Que tipo de sociedade aceita isso como normal?
Por que o histórico criminal do réu não pesou?
Homicídio e tráfico não são indicadores de risco?
Onde estava a rede de proteção?
A menina estava fora da escola. Ninguém viu? Ninguém agiu?
Por que a mãe foi absolvida se admitiu ter permitido o relacionamento?
A omissão parental é crime. O que justificou a absolvição?
Onde está a menina agora?
Está protegida? Está acompanhada? Está segura? O silêncio é absoluto.
Como o tribunal explica uma decisão que contradiz frontalmente o STJ?
Qual é a base jurídica real — não emocional — dessa interpretação?
Quem responde pelo impacto social dessa decisão?
Quem assume o risco de abrir precedente para casamento infantil?
Como impedir que outros tribunais sigam o mesmo caminho?
O que garante que essa interpretação não se espalhe?
Como reparar a infância já violada?
O Estado não responde. O Estado não explica. O Estado não protegeu.
A análise jurídica: onde a decisão rompe com o Direito
Violação da proteção integral
A Constituição determina prioridade absoluta às crianças. A decisão inverteu essa lógica.
Interpretação contra legem
Criar exceções inexistentes é legislar — e isso não cabe ao Judiciário.
Desconsideração da vulnerabilidade absoluta
A doutrina penal é unânime: crianças não consentem. O tribunal tratou uma menina de 12 anos como adulta.
Uso indevido do distinguishing
A técnica foi usada para afastar a lei, não para interpretá-la.
Violação de tratados internacionais
O Brasil descumpriu compromissos internacionais de proteção à infância.
É possível punir juízes por decisões assim?
Sim — dependendo da motivação e da gravidade da violação.
O que não se pune
Juízes não podem ser punidos por decidir, desde que decidam dentro da lei.
O que pode ser punido
Quando há:
- violação manifesta da lei;
- desvio de finalidade;
- motivação ideológica que suplanta o texto legal;
- negligência grave;
- abuso de autoridade.
Caminhos possíveis
Representação no CNJ
O Conselho Nacional de Justiça pode investigar e aplicar sanções como:
- advertência;
- censura;
- remoção compulsória;
- disponibilidade;
- aposentadoria compulsória.
Abuso de autoridade
A Lei 13.869/2019 prevê punição quando a decisão:
- viola texto expresso da lei;
- prejudica vulneráveis;
- favorece indevidamente uma das partes.
Responsabilidade civil do Estado
O Estado pode ser responsabilizado por falha na proteção. Depois, pode mover ação regressiva contra o magistrado.

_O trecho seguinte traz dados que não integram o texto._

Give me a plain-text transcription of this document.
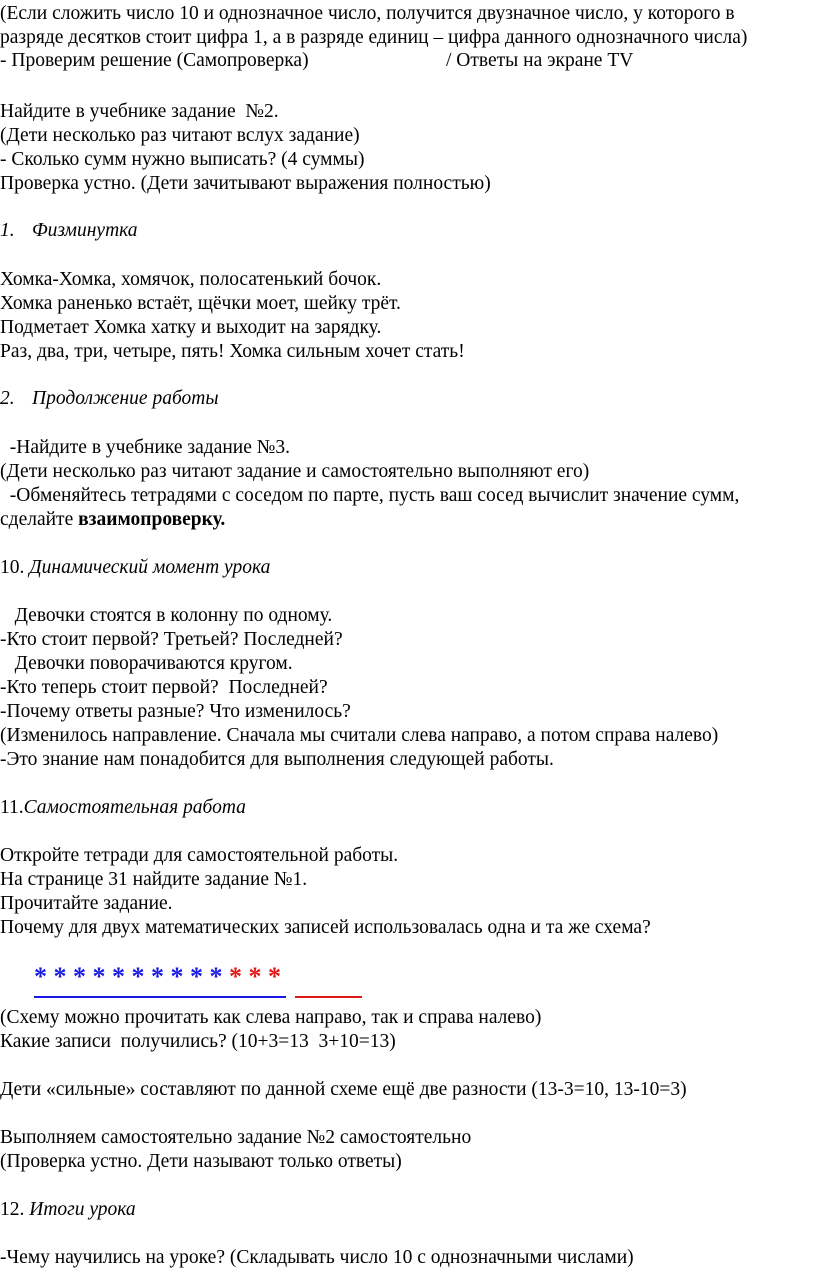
(Если сложить число 10 и однозначное число, получится двузначное число, у которого в
разряде десятков стоит цифра 1, а в разряде единиц – цифра данного однозначного числа)
- Проверим решение (Самопроверка)	/ Ответы на экране TV
Найдите в учебнике задание  №2.
(Дети несколько раз читают вслух задание)
- Сколько сумм нужно выписать? (4 суммы)
Проверка устно. (Дети зачитывают выражения полностью)
1. Физминутка
Хомка-Хомка, хомячок, полосатенький бочок.
Хомка раненько встаёт, щёчки моет, шейку трёт.
Подметает Хомка хатку и выходит на зарядку.
Раз, два, три, четыре, пять! Хомка сильным хочет стать!
2. Продолжение работы
-Найдите в учебнике задание №3.
(Дети несколько раз читают задание и самостоятельно выполняют его)
-Обменяйтесь тетрадями с соседом по парте, пусть ваш сосед вычислит значение сумм,
сделайте взаимопроверку.
10. Динамический момент урока
Девочки стоятся в колонну по одному.
-Кто стоит первой? Третьей? Последней?
Девочки поворачиваются кругом.
-Кто теперь стоит первой?  Последней?
-Почему ответы разные? Что изменилось?
(Изменилось направление. Сначала мы считали слева направо, а потом справа налево)
-Это знание нам понадобится для выполнения следующей работы.
11.Самостоятельная работа
Откройте тетради для самостоятельной работы.
На странице 31 найдите задание №1.
Прочитайте задание.
Почему для двух математических записей использовалась одна и та же схема?
* * * * * * * * * * * * *
(Схему можно прочитать как слева направо, так и справа налево)
Какие записи  получились? (10+3=13  3+10=13)
Дети «сильные» составляют по данной схеме ещё две разности (13-3=10, 13-10=3)
Выполняем самостоятельно задание №2 самостоятельно
(Проверка устно. Дети называют только ответы)
12. Итоги урока
-Чему научились на уроке? (Складывать число 10 с однозначными числами)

Controle de convencionalidade
A decisão pode ser contestada por violar tratados internacionais.
Recurso ao STJ e STF
O Ministério Público já anunciou que vai recorrer.
O que este caso revela sobre o Brasil
Revela que:
- a infância pobre continua sendo tratada como moeda;
- a violência sexual é relativizada quando ocorre em “famílias”;
- a Justiça ainda carrega moralismos patriarcais;
- a proteção integral é seletiva;
- a lei existe, mas nem sempre é aplicada.
É um espelho. E o reflexo é devastador. Conclusão: o país que falhou antes, durante e depois
A pergunta que o Brasil ainda não respondeu: Como um país que reconhece a vulnerabilidade absoluta de crianças permite que um tribunal transforme violência em afeto?
Enquanto essa pergunta não for respondida — com coragem, transparência e responsabilização —, a menina de Indianópolis continuará sendo símbolo de algo maior: um país que falhou com ela antes, durante e depois.